Contrast Mrs. S.s situation with people who are in nursing homes, unable to converse, walk, or eat, and whose lives are maintained with feeding tubes and aggressive care when they develop pneumonia or bedsores.
We have recently seen the death of Jackie Kennedy Onassis, who asked to leave the hospital, stop her treatments for cancer, and stop antibiotics so she could die as she had lived, privately and with dignity. Richard Nixon had a Living Will that specified he wanted no "heroics." He, too, was allowed to die as he wished. Decorated Vietnam veteran Lew Puller and Kurt Cobain, lead singer for Nirvana, ended their lives by suicide. Dr.

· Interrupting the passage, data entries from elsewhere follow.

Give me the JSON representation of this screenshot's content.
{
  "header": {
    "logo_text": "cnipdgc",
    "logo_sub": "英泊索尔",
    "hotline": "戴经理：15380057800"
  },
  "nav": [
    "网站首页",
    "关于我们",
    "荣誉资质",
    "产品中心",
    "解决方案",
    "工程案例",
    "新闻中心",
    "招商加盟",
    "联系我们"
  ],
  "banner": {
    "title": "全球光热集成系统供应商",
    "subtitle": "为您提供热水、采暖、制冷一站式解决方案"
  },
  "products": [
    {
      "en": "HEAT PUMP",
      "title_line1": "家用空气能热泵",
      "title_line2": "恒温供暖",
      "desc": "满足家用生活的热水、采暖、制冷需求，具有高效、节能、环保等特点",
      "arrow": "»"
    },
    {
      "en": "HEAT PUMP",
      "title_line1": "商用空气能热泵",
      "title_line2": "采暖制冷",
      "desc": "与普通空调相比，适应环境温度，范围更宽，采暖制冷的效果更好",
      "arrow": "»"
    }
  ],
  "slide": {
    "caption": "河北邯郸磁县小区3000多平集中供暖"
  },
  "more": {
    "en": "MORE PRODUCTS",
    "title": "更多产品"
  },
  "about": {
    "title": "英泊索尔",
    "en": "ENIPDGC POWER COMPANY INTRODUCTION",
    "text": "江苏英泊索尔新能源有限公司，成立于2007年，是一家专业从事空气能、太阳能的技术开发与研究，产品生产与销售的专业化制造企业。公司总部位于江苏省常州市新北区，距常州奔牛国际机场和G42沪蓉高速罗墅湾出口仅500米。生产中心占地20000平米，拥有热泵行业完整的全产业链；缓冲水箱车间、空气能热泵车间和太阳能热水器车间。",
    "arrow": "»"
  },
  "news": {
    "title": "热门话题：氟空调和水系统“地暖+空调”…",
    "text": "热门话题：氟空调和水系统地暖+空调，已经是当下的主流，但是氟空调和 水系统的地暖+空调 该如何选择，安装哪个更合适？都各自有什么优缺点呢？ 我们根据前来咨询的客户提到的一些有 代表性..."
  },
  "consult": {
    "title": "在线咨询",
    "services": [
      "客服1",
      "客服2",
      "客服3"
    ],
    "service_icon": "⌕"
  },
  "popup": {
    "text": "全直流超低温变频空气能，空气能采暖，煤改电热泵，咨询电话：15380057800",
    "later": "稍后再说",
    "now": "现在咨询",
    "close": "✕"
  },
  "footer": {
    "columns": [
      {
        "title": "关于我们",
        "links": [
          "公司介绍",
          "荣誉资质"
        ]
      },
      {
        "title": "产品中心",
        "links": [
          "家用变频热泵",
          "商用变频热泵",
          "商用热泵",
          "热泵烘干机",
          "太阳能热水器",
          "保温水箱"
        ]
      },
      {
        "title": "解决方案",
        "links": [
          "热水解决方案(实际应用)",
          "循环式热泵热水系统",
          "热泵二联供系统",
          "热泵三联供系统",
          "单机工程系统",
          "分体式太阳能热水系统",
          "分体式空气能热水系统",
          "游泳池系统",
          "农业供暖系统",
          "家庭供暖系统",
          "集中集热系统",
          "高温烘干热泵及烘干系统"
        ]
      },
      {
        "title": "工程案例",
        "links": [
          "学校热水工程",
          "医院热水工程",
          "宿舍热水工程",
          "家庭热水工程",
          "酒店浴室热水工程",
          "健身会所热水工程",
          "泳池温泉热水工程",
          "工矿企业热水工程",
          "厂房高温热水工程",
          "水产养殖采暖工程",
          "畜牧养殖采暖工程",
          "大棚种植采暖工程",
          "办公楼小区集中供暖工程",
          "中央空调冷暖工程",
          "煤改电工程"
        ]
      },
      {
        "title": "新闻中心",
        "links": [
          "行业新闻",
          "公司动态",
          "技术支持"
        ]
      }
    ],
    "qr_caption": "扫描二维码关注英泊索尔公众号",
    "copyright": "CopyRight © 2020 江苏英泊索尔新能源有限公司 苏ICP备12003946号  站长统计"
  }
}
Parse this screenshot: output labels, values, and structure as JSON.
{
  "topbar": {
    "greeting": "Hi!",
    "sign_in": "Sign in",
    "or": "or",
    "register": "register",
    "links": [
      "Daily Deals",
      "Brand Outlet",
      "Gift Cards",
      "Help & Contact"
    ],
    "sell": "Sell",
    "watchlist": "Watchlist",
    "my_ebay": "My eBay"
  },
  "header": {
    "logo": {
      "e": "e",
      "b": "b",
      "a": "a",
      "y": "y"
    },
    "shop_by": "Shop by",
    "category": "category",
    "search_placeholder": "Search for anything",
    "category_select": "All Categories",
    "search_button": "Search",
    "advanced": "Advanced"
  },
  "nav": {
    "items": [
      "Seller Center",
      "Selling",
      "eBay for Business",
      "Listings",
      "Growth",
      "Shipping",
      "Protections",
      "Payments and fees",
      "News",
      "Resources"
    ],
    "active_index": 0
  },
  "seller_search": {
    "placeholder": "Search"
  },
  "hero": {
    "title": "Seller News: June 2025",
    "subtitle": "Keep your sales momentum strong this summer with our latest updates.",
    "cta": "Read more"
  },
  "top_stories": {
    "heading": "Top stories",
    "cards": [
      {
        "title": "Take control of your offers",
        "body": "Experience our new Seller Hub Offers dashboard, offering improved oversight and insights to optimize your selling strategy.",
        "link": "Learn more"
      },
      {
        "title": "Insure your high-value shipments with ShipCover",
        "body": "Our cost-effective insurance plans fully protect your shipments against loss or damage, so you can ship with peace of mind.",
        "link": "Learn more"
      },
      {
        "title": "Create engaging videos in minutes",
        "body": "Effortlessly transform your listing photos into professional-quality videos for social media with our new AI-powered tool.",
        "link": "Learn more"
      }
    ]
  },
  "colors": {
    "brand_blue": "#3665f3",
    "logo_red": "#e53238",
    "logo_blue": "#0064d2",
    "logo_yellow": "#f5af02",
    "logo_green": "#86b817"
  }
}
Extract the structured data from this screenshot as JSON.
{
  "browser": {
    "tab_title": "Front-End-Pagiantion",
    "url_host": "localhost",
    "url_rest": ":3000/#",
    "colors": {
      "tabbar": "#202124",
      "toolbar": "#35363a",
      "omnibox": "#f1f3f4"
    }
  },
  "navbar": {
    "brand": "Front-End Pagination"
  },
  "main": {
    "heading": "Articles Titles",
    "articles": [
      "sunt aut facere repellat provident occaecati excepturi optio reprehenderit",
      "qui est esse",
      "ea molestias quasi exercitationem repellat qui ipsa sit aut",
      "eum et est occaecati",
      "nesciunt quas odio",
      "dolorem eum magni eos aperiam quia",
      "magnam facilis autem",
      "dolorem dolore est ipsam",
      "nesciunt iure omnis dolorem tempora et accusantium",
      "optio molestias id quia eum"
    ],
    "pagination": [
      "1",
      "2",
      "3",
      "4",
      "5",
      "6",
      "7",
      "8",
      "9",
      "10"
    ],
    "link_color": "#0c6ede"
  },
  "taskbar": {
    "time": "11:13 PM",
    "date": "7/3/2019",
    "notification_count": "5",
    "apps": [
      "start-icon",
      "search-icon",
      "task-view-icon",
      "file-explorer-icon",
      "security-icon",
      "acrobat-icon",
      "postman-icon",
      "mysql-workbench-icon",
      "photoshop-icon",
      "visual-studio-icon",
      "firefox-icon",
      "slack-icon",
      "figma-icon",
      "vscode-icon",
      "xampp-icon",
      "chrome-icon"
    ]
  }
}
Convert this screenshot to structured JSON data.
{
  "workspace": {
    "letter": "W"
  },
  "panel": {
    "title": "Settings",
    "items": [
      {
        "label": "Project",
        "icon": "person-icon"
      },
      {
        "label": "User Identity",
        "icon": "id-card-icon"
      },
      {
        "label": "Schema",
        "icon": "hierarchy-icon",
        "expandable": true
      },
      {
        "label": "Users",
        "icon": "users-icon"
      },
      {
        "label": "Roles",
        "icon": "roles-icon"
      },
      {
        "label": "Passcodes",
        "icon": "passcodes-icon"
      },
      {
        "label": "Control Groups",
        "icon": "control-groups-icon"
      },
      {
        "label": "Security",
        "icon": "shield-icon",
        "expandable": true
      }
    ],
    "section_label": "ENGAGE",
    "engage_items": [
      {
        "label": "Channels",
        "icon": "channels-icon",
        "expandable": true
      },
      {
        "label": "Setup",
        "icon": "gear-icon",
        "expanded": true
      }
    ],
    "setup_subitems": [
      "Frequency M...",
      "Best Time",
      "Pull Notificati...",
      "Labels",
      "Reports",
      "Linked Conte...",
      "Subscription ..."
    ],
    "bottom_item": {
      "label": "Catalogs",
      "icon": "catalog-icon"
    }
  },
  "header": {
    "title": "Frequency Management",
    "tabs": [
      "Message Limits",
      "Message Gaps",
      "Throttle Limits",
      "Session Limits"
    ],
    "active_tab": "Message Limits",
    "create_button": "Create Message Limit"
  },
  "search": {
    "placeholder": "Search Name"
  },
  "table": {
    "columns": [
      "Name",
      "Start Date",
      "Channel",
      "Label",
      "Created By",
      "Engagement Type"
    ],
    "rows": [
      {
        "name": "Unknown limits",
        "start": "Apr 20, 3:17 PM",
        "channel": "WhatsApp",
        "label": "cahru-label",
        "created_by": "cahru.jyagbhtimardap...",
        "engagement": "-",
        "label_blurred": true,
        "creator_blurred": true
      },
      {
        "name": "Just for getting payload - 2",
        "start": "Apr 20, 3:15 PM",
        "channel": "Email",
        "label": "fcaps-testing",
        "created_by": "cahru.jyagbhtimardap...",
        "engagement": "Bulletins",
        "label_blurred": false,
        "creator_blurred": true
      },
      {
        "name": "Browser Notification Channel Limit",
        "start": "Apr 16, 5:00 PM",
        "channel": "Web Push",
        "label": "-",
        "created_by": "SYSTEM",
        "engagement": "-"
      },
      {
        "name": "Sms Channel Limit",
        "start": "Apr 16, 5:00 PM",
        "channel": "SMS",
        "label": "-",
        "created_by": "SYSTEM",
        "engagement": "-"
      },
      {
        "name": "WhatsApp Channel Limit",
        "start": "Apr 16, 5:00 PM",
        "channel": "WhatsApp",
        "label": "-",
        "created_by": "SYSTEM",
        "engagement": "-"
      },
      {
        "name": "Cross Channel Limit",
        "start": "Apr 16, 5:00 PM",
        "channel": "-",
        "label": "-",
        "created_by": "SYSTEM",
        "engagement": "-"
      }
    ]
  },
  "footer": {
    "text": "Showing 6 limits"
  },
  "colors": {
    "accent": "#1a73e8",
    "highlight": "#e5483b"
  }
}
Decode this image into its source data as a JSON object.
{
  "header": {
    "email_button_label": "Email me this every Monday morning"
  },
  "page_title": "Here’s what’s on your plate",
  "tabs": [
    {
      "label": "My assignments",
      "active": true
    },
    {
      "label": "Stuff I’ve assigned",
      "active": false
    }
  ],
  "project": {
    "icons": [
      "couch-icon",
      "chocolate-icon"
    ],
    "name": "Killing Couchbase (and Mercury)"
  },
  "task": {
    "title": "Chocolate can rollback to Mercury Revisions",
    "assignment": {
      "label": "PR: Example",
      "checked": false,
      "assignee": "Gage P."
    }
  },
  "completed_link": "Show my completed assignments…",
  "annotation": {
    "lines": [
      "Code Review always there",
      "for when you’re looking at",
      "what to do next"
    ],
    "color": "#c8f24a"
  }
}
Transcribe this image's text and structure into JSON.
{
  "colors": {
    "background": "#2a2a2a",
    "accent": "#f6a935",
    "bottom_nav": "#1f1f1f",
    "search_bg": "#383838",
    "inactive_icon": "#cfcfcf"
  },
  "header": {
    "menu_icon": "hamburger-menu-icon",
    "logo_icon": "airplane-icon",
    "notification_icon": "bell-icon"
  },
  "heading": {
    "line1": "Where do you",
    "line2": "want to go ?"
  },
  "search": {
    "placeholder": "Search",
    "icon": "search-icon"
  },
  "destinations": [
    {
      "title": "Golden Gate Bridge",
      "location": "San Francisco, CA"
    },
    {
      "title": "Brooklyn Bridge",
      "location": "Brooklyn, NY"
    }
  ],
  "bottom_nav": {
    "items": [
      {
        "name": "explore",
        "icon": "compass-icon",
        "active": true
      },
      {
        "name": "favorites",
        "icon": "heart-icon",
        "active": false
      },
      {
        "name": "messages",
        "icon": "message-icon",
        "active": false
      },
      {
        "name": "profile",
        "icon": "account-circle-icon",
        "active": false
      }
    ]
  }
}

Jack Kevorkian gives people the means to end their lives before their diseases do. Washington State recently overturned the ban on assisted suicide. Clearly as a society we are repeatedly challenged with life-and-death issues.
I have journeyed with persons who are ill, their families, and the staffs who take care of them. And I am a religious person committed to the sanctity of life. Some of the ethical principles involved in seeking guidelines about life and living and death and dying include autonomy or self-determination, beneficence, non-maleficence, fidelity, and justice.